I’ve seen some reality shows, and I’ve done some production work. I am fully aware of the choices editors sometimes make (the “If it bleeds, it leads!” philosophy) to produce a show that will draw and hold an audience. In reality shows the situations and the dangers are contrived. Real, yes, but artificially imposed upon the actors/participants.
In Whale Wars all of the situations are contrived, in that all dangers could be avoided if everybody just went home. In that sense it is indeed just another reality show. But given the fact of an active campaign against whalers, the actual day to day dangers, like attempting to recover small boats while underway in a heavy sea, or allowing those small boats to become nearly lost to contact in an ice field at sunset, are not contrivances. They are actions directly attributable to the mission (that *save the whales *thingy) and the battle plan chosen by the officers and the Captain.
I submit that the battle plan, at least the parts of it I have seen carried out on the occasions I’ve watched the show, is amateurish at best and woefully inadequate at worst. Capricious actions seem to be the order of the day, and usually take precedence over careful planning.
Further, this haphazard (and I use the term deliberately) approach to their “campaign” is underscored and worsened by the abysmal level of skills development and training provided for both the crew and the officers. There is really an undeniable Keystone Cops flavor to the whole program. Having an officer in charge of the helm who could not use and did not believe the instruments before him does nothing to inspire confidence either up or down the chain of command.
So no, I do not excuse these stupidities as merely artifacts of the movie making process or of the editor’s knife. And I do not excuse them as somehow necessary to the mission. There are only two possibilities:
One, the top levels of management of Sea Shepherds are oblivious to the large and unnecessary dangers their cavalier approach to safety imposes upon their volunteer crews. I find such a level of abject stupidity difficult to imagine in people who appear otherwise competent, but I cannot deny the possibility. There is though another alternative, to wit:
Two, the top levels of management of Sea Shepherds are completely aware of the dangers, but they care less about the peril in which they place their ideologically passionate volunteers than they do about raising funds and keeping themselves and their mission firmly in the public eye. And so they actively accept and encourage potential dangers knowing full well the relationship between disaster and media attention. They court disaster in daily operations for its media value, and withholding or ignoring reasonable safety and competence training is a conscious choice made as a means toward that end. The volunteer crew are merely expendable dupes and pawns in a much bigger game with very high stakes.
If in fact, as in One above, the principals are merely ideologically driven idiots, that would be bad enough.
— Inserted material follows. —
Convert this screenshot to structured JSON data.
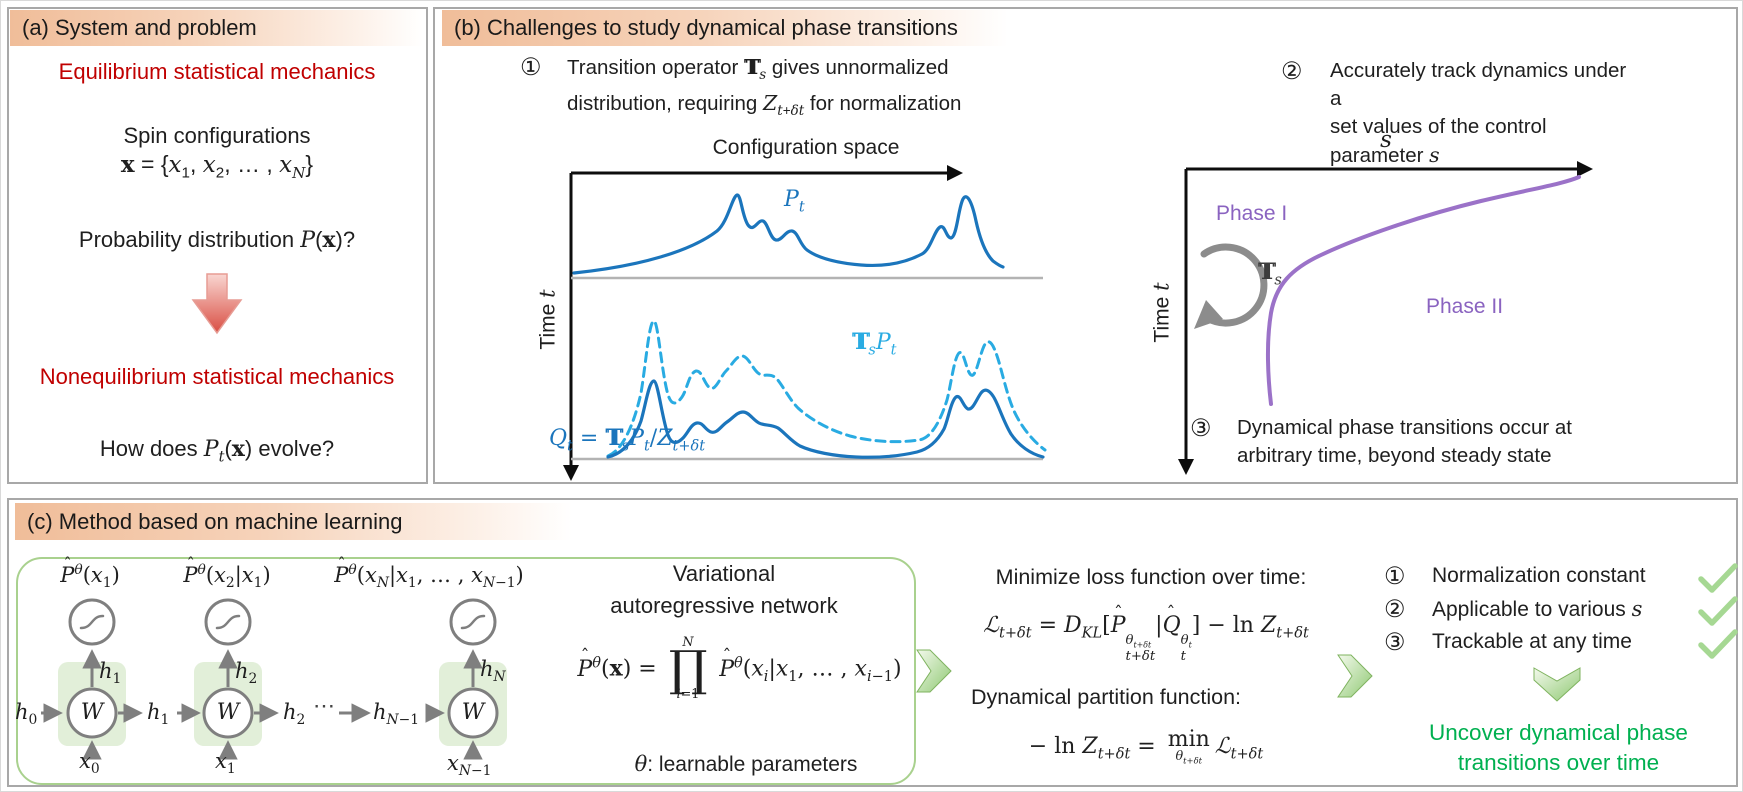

It might even justify the entertainment value of the show in a point-and-laugh kind of way.
If instead the principals are ideologically driven cold and calculating people who deliberately place others in peril to further their own agenda, then they are simply craven bastards and we should stop watching their show, stop sending them money, and suggest that they should be the targets of legal action for depraved indifference (or something—IANAL).